Aziz served as the country's foreign minister and, as its most senior Christian official, was the international face of the regime during its most tyrannical years.

Saad Yousif al-Muttalib, an advisor to Iraq's prime minister, was quoted in a television report as saying, "It will definitely take place, and it will take place after the Americans leave Iraq."

Aziz's execution would be highly controversial and could escalate political and sectarian tensions amid what critics say is an overly zealous campaign by Prime Minister Nouri Al-Maliki, a Shia Muslim, to crack down of the remaining elements of Saddam's Baathist supporters, most of whom are Sunnis.

But Al-Maliki's chief spokesman told Fox News that there has been "no decision to carry out the death sentence" due to disagreements between the president's office, which signs death warrants, and the prime minister's office.

"The warrant has not been signed because the presidency disagrees with some of the findings in the verdict against Aziz," Ali al-Dabbagh said. "The execution cannot happen until these legal complications are resolved."

He added: "The decision has nothing to do with the U.S. withdrawal, as he was sentenced to death some years ago."

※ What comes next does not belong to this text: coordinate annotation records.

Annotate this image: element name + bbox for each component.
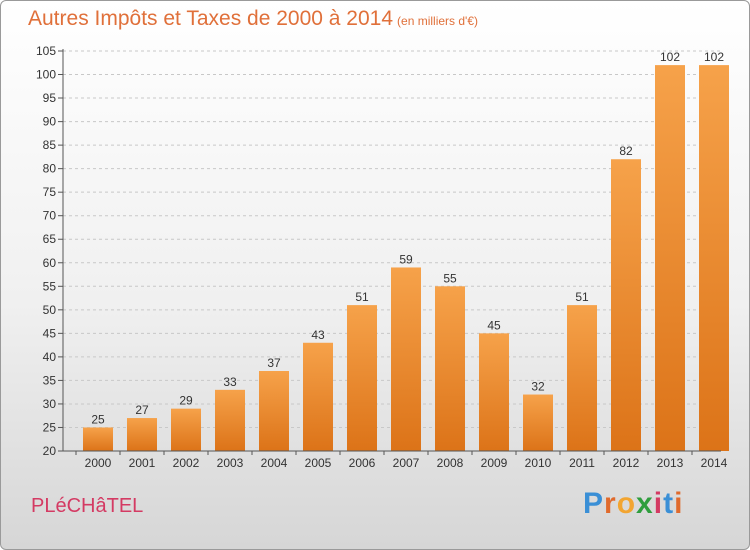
y-tick-label: 50 <box>43 303 57 317</box>
logo-letter: i <box>653 487 664 520</box>
commune-name: PLéCHâTEL <box>31 495 144 517</box>
chart-title: Autres Impôts et Taxes de 2000 à 2014 (en… <box>28 7 478 31</box>
x-tick-label: 2012 <box>613 456 640 470</box>
bar-2013 <box>655 65 685 451</box>
x-tick-label: 2008 <box>437 456 464 470</box>
logo-letter: x <box>636 487 654 520</box>
y-tick-label: 85 <box>43 138 57 152</box>
y-tick-label: 25 <box>43 420 57 434</box>
bar-2007 <box>391 267 421 451</box>
y-tick-label: 35 <box>43 373 57 387</box>
bar-value-label: 55 <box>443 271 457 285</box>
y-tick-label: 40 <box>43 350 57 364</box>
y-tick-label: 105 <box>36 44 56 58</box>
x-tick-label: 2006 <box>349 456 376 470</box>
bar-2005 <box>303 342 333 451</box>
y-tick-label: 95 <box>43 91 57 105</box>
x-tick-label: 2014 <box>701 456 728 470</box>
bar-value-label: 43 <box>311 328 325 342</box>
logo-letter: t <box>663 487 675 520</box>
bar-2011 <box>567 305 597 451</box>
logo-letter: r <box>604 487 617 520</box>
chart-subtitle: (en milliers d'€) <box>397 14 479 28</box>
x-tick-label: 2000 <box>85 456 112 470</box>
bar-2014 <box>699 65 729 451</box>
bar-value-label: 51 <box>575 290 589 304</box>
y-tick-label: 20 <box>43 444 57 458</box>
y-tick-label: 60 <box>43 256 57 270</box>
bar-2004 <box>259 371 289 451</box>
bar-value-label: 37 <box>267 356 281 370</box>
bar-value-label: 51 <box>355 290 369 304</box>
proxiti-logo: Proxiti <box>583 487 683 521</box>
logo-letter: o <box>616 487 637 520</box>
bar-value-label: 59 <box>399 252 413 266</box>
bar-value-label: 82 <box>619 144 633 158</box>
x-tick-label: 2002 <box>173 456 200 470</box>
bars: 25 27 29 33 37 43 51 59 55 45 32 51 82 102 102 <box>83 50 729 451</box>
bar-2006 <box>347 305 377 451</box>
bar-value-label: 102 <box>660 50 680 64</box>
y-tick-label: 70 <box>43 209 57 223</box>
bar-2010 <box>523 394 553 451</box>
logo-letter: i <box>674 487 684 520</box>
x-tick-label: 2001 <box>129 456 156 470</box>
bar-2003 <box>215 389 245 451</box>
bar-value-label: 102 <box>704 50 724 64</box>
bar-value-label: 29 <box>179 394 193 408</box>
x-tick-label: 2003 <box>217 456 244 470</box>
bar-value-label: 27 <box>135 403 149 417</box>
y-tick-label: 30 <box>43 397 57 411</box>
bar-2002 <box>171 408 201 451</box>
x-tick-label: 2007 <box>393 456 420 470</box>
bar-2000 <box>83 427 113 451</box>
bar-value-label: 33 <box>223 375 237 389</box>
bar-value-label: 25 <box>91 412 105 426</box>
x-tick-label: 2004 <box>261 456 288 470</box>
x-tick-label: 2009 <box>481 456 508 470</box>
y-tick-label: 75 <box>43 185 57 199</box>
x-tick-label: 2013 <box>657 456 684 470</box>
bar-2008 <box>435 286 465 451</box>
y-tick-label: 65 <box>43 232 57 246</box>
y-tick-label: 80 <box>43 162 57 176</box>
bar-2012 <box>611 159 641 451</box>
x-tick-label: 2005 <box>305 456 332 470</box>
y-tick-label: 90 <box>43 115 57 129</box>
bar-2001 <box>127 418 157 451</box>
chart-title-text: Autres Impôts et Taxes de 2000 à 2014 <box>28 7 394 30</box>
bar-2009 <box>479 333 509 451</box>
axes: 20 25 30 35 40 45 50 55 60 65 70 75 80 85 90 95 100 105 20… <box>36 44 728 470</box>
bar-value-label: 45 <box>487 318 501 332</box>
y-tick-label: 100 <box>36 68 56 82</box>
y-tick-label: 55 <box>43 279 57 293</box>
y-tick-label: 45 <box>43 326 57 340</box>
bar-value-label: 32 <box>531 380 545 394</box>
x-tick-label: 2010 <box>525 456 552 470</box>
x-tick-label: 2011 <box>569 456 595 470</box>
logo-letter: P <box>583 487 605 520</box>
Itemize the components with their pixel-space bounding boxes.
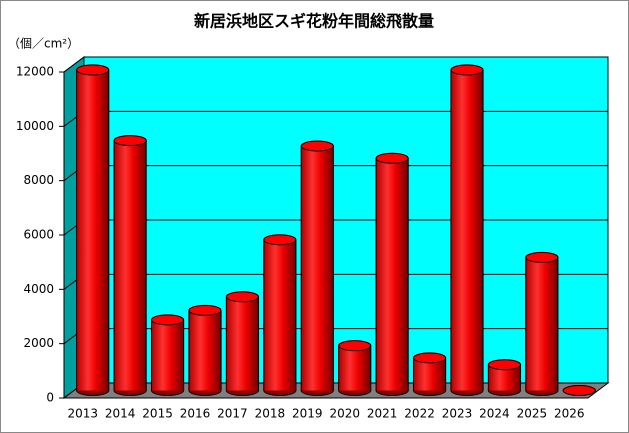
x-tick-label: 2015 [142,407,173,421]
cylinder-top [412,352,447,364]
cylinder-top [562,385,596,396]
x-tick-label: 2026 [554,407,585,421]
cylinder-top [263,234,297,246]
y-tick-label: 6000 [23,228,54,242]
x-tick-label: 2017 [217,407,248,421]
bar [525,257,558,391]
cylinder-top [338,340,372,352]
x-tick-label: 2023 [442,407,473,421]
bar [114,140,147,391]
x-tick-label: 2022 [404,407,435,421]
y-tick-label: 2000 [23,336,54,350]
y-tick-label: 4000 [23,282,54,296]
cylinder-top [113,135,147,147]
cylinder-top [76,64,110,76]
bar [450,69,484,391]
cylinder-top [450,64,484,76]
x-tick-label: 2024 [479,407,510,421]
cylinder-top [188,304,222,316]
y-tick-label: 10000 [16,119,54,133]
bar [151,319,184,391]
x-tick-label: 2016 [180,407,211,421]
x-tick-label: 2014 [105,407,136,421]
bar [226,296,259,391]
x-tick-label: 2021 [367,407,398,421]
bar [301,146,334,391]
cylinder-top [300,140,334,152]
bar [76,69,109,391]
cylinder-top [525,251,559,263]
x-tick-label: 2019 [292,407,323,421]
cylinder-top [150,314,185,326]
bar [263,239,296,391]
y-tick-label: 0 [46,391,54,405]
cylinder-top [375,152,409,164]
y-axis-label: （個／cm²） [8,37,79,51]
bar [338,345,371,391]
x-tick-label: 2020 [329,407,360,421]
x-tick-label: 2013 [67,407,98,421]
grid-line [63,56,608,73]
x-tick-label: 2025 [517,407,548,421]
chart-title: 新居浜地区スギ花粉年間総飛散量 [194,12,434,31]
bar [188,310,222,391]
cylinder-top [225,291,260,303]
bar [376,158,409,391]
y-tick-label: 8000 [23,173,54,187]
y-tick-label: 12000 [16,65,54,79]
x-tick-label: 2018 [255,407,286,421]
cylinder-top [487,359,522,371]
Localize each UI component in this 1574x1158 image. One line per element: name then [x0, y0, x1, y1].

Aziz, who is 75 and in poor health, surrendered to coalition troops shortly after the April 2003 invasion. He was eventually committed to 15 years in jail for crimes against humanity and then separately handed a death sentence by a top tribunal for "persecution of Islamic parties" -- one member of whom was Al-Maliki.

Al-Muttaib is one of the lesser known among al-Maliki's scores of advisers, and wider reaction to his comments have been largely received with surprise and skepticism.

Before Aziz's execution can take place, it still has to be broadly accepted among Iraq's highly factionalized politicians, who are split along deeply drawn sectarian and ethnic lines.

That acceptance, in Iraq's current environment, is a formidable task. It would be difficult for the Sunnis, as expected, to claim that by association his death was further evidence of al-Mailki's persecution of their bloc, but with escalating political violence underscoring the chasm of difference between the Shia-led government and its opponents, the intractable nature of some rivals is enough to spark further conflict.

While the level of violence is a tenth of what it was at the height of the war, months of rising sectarian tensions here have reached a new peak, with at least 28 people killed on Monday in attacks on pilgrims observing Ashura, the revered period of mourning for the Shia.